However, Starwood's earnings may be the worst of the bunch. The hotel operator -- which I rate "own" -- cut its guidance for the rest of the year, far below analysts expectations.
Starwood is facing slumping demand for its owned and managed hotels in the U.S., while international operations have held up better.
The stock is trading down 10% today, but is also now trading at a depressed P/E multiple not seen since 1999-2000.

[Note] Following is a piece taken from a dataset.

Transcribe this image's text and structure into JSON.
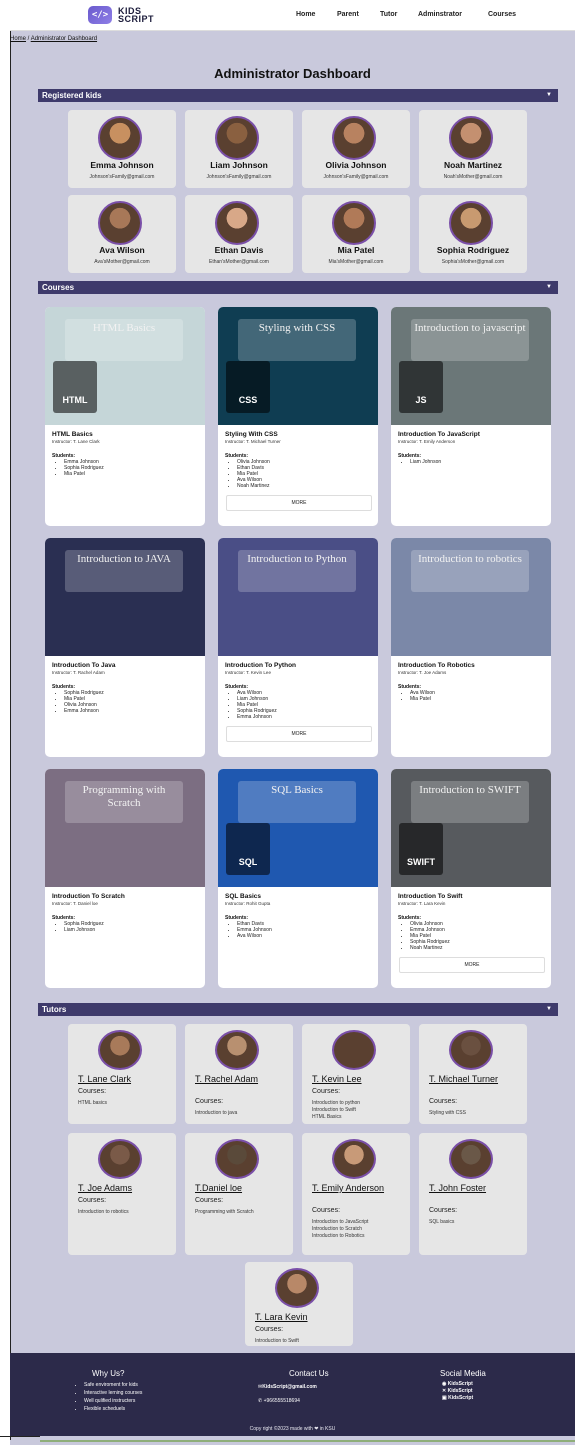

Let's break down the results from each of these companies.Homebuilders: Pulte, Ryland The story on the homebuilders has not changed. The firms cannot make money because home prices continue to fall, which is forcing the companies to sell houses at a loss just to create cash flow to service their debt. However, Pulte's results today looked much better than Ryland's. In an environment where oil is rising and home prices are adjusting downward to correct the supply/demand imbalance in the market, builders can really only do one thing to help themselves: cut expenses where they can. Pulte did just that. Despite its ugly net loss of $158 million, the builder cut its selling general and administrative expenses by $118 million, or a 40% cut from a year ago. The SG&A expenses as a percentage of homebuilding revenue totaled 11%, down from 15% a year ago. Most of Pulte's quarterly loss was due to $220 million of impairment charges related to land on its balance sheet that has fallen in value. If you add back those impairment charges, which are meaningful but non-cash, then Pulte ended up with a 12% gross margin in the quarter. That's not too shabby.